When Sally Lewis Hybl landed the role of Anna in the Colorado Springs Fine Arts Center's The King and I in 2002, she'd already performed in the classic once before. In her acting debut at age 9, Hybl played one of the children in the center's 1980 production.
"If you catch the bug," Hybl says, "you can grow up on this stage."
And she has. Now a mother of four and nonprofit board member, Hybl plays Marian Paroo, a prim and proper librarian, in this month's feature, The Music Man. She hopes the classic, kid-friendly story will reel in a fresh generation of actors, directors, set designers and audiences.
"All it takes is that moment," says Hybl. "Theater is a habit. If you expose people to it, maybe next time they'll go see a play instead of going to the movies."
The Music Man, which won five Tony Awards in 1958, seems a perfect habit-starter.
"My children know the lyrics as well as I do," Hybl says before breaking out into "Seventy-Six Trombones" for a flashing second. "It's a good musical when your kids are singing the tunes and the melody."
In the show, Hybl's Paroo turns out to be more human than she appears. She falls for charlatan traveling salesman Harold Hill (played by Broadway veteran Michael E. Gold), who arrives to con River City, Iowa, residents into purchasing marching band equipment.
Hybl says director Corey Moosman is "harkening back to the roots of what musical theater really looks like" with his adaptation.
"Sometimes you take a piece and you put a modern twist on it," she says, "and it loses itself in trying to reinvent it."
Moosman read the script and listened to one cast album, but chose not to watch the 1962 film version, for which Shirley Jones was nominated for a Golden Globe as Paroo.
"I wanted to come about the storytelling in a more pure fashion," he says. "Even outside of theater, people have a lot of history with this show. I wanted to see what got me before I actually saw what everyone else has grown up with."
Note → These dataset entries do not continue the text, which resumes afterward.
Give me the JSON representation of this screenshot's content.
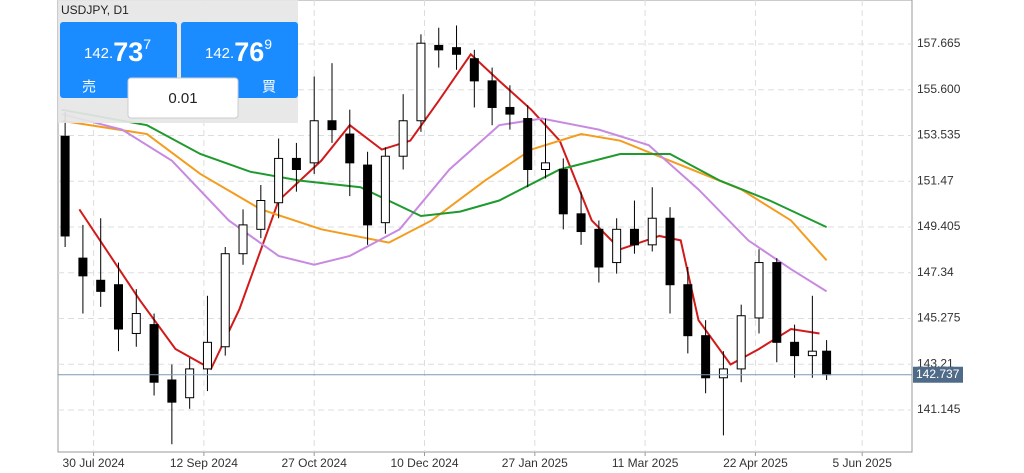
{
  "chart_data": {
    "type": "candlestick",
    "title": "USDJPY, D1",
    "x": [
      2,
      7,
      12,
      17,
      22,
      27,
      32,
      37,
      42,
      47,
      52,
      57,
      62,
      67,
      72,
      77,
      82,
      87,
      92,
      97,
      102,
      107,
      112,
      117,
      122,
      127,
      132,
      137,
      142,
      147,
      152,
      157,
      162,
      167,
      172,
      177,
      182,
      187,
      192,
      197,
      202,
      207,
      212,
      216
    ],
    "open": [
      153.5,
      148,
      147,
      146.8,
      144.6,
      145,
      142.5,
      141.7,
      143,
      144,
      148.2,
      149.3,
      150.5,
      152.5,
      152.3,
      154.2,
      153.6,
      152.2,
      149.6,
      152.6,
      154.2,
      157.6,
      157.5,
      157,
      156,
      154.8,
      154.3,
      152,
      152,
      150,
      149.3,
      147.8,
      149.3,
      148.6,
      149.8,
      146.8,
      144.5,
      142.6,
      143,
      145.3,
      147.8,
      144.2,
      143.6,
      143.8
    ],
    "high": [
      154.6,
      149.5,
      149.8,
      147.8,
      146.6,
      145.5,
      143.2,
      143.5,
      146.3,
      148.5,
      150.2,
      151.3,
      153.4,
      153.2,
      156.2,
      156.8,
      154.7,
      152.8,
      153,
      155.4,
      158.1,
      158.4,
      158.5,
      157.4,
      156.6,
      155.8,
      154.9,
      154.3,
      152.5,
      151,
      149.7,
      149.8,
      150.6,
      151.2,
      150.3,
      147.6,
      145.2,
      143.8,
      145.9,
      148.4,
      148,
      145,
      146.3,
      144.3
    ],
    "low": [
      148.5,
      145.5,
      145.8,
      143.8,
      144,
      141.8,
      139.6,
      141.2,
      142,
      143.6,
      147.7,
      148.9,
      149.8,
      151,
      151.8,
      153.2,
      150.8,
      148.6,
      149.1,
      152,
      153.7,
      156.6,
      156.5,
      154.8,
      154,
      153.8,
      151.2,
      151.6,
      149.3,
      148.6,
      146.9,
      147.3,
      148.2,
      148.3,
      145.5,
      143.7,
      141.9,
      140,
      142.4,
      144.6,
      143.3,
      142.6,
      142.6,
      142.5
    ],
    "close": [
      149,
      147.2,
      146.5,
      144.8,
      145.5,
      142.4,
      141.5,
      143,
      144.2,
      148.2,
      149.5,
      150.6,
      152.5,
      152,
      154.2,
      153.8,
      152.3,
      149.5,
      152.6,
      154.2,
      157.7,
      157.4,
      157.2,
      156,
      154.8,
      154.5,
      152,
      152.3,
      150,
      149.2,
      147.6,
      149.3,
      148.6,
      149.8,
      146.8,
      144.5,
      142.6,
      143,
      145.4,
      147.8,
      144.2,
      143.6,
      143.8,
      142.74
    ],
    "moving_averages": [
      {
        "color": "#d11a1a",
        "x": [
          6,
          23,
          33,
          43,
          51,
          62,
          74,
          82,
          91,
          99,
          107,
          116,
          124,
          133,
          141,
          150,
          158,
          169,
          175,
          180,
          189,
          197,
          206,
          214
        ],
        "values": [
          150.2,
          146.1,
          143.9,
          143,
          145.7,
          150.6,
          152.4,
          154,
          152.9,
          153.3,
          155.1,
          157.2,
          156,
          154.7,
          153.3,
          149.7,
          148.4,
          149,
          148.8,
          145.2,
          143.2,
          143.9,
          144.8,
          144.6
        ]
      },
      {
        "color": "#f39c1e",
        "x": [
          1,
          25,
          40,
          57,
          74,
          93,
          105,
          120,
          133,
          147,
          158,
          175,
          192,
          206,
          216
        ],
        "values": [
          154.2,
          153.6,
          151.8,
          150.2,
          149.3,
          148.7,
          149.7,
          151.5,
          152.9,
          153.6,
          153.3,
          152.2,
          151.1,
          149.7,
          147.9
        ]
      },
      {
        "color": "#c88ae0",
        "x": [
          1,
          18,
          32,
          48,
          62,
          72,
          82,
          96,
          110,
          124,
          136,
          152,
          166,
          180,
          194,
          206,
          216
        ],
        "values": [
          154.5,
          153.8,
          152.4,
          149.7,
          148.1,
          147.7,
          148.1,
          149.3,
          152,
          154,
          154.3,
          153.8,
          153.1,
          151.1,
          148.8,
          147.5,
          146.5
        ]
      },
      {
        "color": "#1f9a2e",
        "x": [
          1,
          25,
          40,
          54,
          68,
          85,
          102,
          113,
          124,
          141,
          158,
          172,
          186,
          200,
          216
        ],
        "values": [
          154.7,
          154,
          152.7,
          151.9,
          151.5,
          151.2,
          149.9,
          150.1,
          150.6,
          152,
          152.7,
          152.7,
          151.5,
          150.6,
          149.4
        ]
      }
    ],
    "last_price": 142.737,
    "xlim": [
      0,
      240
    ],
    "ylim": [
      139.25,
      159.65
    ],
    "xticks": [
      {
        "value": 10,
        "label": "30 Jul 2024"
      },
      {
        "value": 41,
        "label": "12 Sep 2024"
      },
      {
        "value": 72,
        "label": "27 Oct 2024"
      },
      {
        "value": 103,
        "label": "10 Dec 2024"
      },
      {
        "value": 134,
        "label": "27 Jan 2025"
      },
      {
        "value": 165,
        "label": "11 Mar 2025"
      },
      {
        "value": 196,
        "label": "22 Apr 2025"
      },
      {
        "value": 226,
        "label": "5 Jun 2025"
      }
    ],
    "yticks": [
      157.665,
      {
        "value": 155.6,
        "label": "155.600"
      },
      153.535,
      151.47,
      149.405,
      147.34,
      145.275,
      143.21,
      141.145
    ],
    "grid": true
  },
  "trade_panel": {
    "sell_label": "売",
    "sell_big": "142.",
    "sell_main": "73",
    "sell_small": "7",
    "buy_label": "買",
    "buy_big": "142.",
    "buy_main": "76",
    "buy_small": "9",
    "volume": "0.01"
  }
}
While Moosman's take is traditional, it's not the same-old. A cast member helped Moosman track down a long out-of-print copy of author and playwright Meredith Willson's 1959 book But He Doesn't Know the Territory, which details his writing of the play. As a director, he says, it's important to find what speaks to you, the thing that "gives you reason to want to tell the story."
Some people underestimate the power of feel-good productions, Hybl says.
"They may not be deep, heavy themes, but they still resonate."